The resort has “agreed to these modifications” he told Saipan Tribune.
The recommended suspension of the certificate now sits with Gov. Eloy S. Inos, after the CDA board adopted a resolution formally stating their position.
Per the certificate’s terms, Lao Lao Resort has never met the minimum annual public benefit contribution requirements of $100,000 in 2010 until today.
CDA recommends to Inos two specific actions: the suspension of the resort company’s qualifying certificate from its effective date in 2008 through December 2017 that would result in the company “not qualifying for any tax relief under the certificate during the suspension period,” and a reduction of their benefit cap from $20 million to $10 million.

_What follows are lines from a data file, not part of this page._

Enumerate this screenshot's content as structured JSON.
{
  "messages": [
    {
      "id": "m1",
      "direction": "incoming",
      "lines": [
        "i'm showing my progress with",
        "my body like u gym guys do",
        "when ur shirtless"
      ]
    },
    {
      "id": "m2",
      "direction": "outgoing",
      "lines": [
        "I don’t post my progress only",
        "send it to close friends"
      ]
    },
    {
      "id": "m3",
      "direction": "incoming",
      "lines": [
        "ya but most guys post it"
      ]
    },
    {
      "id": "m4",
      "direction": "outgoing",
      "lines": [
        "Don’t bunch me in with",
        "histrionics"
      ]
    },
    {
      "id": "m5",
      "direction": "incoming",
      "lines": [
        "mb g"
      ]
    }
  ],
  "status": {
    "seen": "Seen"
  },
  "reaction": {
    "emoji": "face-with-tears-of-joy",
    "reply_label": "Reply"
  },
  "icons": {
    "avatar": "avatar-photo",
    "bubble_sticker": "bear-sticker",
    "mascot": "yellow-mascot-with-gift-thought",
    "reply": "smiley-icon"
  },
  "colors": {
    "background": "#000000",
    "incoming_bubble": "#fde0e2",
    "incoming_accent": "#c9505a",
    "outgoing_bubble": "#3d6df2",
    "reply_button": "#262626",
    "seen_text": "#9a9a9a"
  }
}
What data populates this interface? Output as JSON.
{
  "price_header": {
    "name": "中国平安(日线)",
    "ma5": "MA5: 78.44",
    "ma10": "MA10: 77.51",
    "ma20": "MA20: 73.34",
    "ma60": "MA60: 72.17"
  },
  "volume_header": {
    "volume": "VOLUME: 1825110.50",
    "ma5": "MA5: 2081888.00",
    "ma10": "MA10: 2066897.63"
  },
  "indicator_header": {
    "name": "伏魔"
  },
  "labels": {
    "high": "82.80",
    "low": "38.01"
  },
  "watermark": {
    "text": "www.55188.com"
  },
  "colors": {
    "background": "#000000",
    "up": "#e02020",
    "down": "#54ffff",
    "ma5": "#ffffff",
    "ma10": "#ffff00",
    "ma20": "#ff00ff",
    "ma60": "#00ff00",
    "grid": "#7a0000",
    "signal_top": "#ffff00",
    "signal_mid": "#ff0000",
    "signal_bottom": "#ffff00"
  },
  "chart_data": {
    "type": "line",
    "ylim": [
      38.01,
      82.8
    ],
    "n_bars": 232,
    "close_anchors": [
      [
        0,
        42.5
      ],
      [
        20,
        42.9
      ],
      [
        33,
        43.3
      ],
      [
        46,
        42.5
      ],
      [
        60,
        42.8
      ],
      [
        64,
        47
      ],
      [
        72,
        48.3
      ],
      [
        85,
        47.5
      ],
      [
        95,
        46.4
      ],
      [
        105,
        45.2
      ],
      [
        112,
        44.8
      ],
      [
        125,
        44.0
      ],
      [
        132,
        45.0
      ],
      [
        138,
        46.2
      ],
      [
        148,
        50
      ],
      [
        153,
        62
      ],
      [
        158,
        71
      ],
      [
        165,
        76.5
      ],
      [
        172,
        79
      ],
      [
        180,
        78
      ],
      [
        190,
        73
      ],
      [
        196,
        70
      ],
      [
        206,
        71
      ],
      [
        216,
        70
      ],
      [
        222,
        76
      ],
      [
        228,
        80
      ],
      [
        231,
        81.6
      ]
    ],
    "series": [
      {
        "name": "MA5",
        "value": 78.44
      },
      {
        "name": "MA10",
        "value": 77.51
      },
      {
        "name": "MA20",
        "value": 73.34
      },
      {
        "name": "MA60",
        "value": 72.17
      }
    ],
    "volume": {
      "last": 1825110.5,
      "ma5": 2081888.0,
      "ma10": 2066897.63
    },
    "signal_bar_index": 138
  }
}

The executive director said the resort was caught in a situation were they were not financially able to meet the QC terms. But he also added that there is this “confusion out there that [the QC] program is an automatic giveaway.’
A QC “doesn’t mean you atomically get that relief,” he said. “The key there is performance. Under this program, you have to deliver the investment within a specified time.”
‘You have to meet that minimum threshold. If you don’t, you will be in noncompliance forever. You will never get a certificate of compliance” for a tax year showing the amount your company is entitled to, he said.
In the resort’s case, Sablan said they have deployed their $42-million investment per the QC. “The deployment of the investment is already there,” he said, adding that this was a case where a company made an investment “that could otherwise go to Guam” or elsewhere.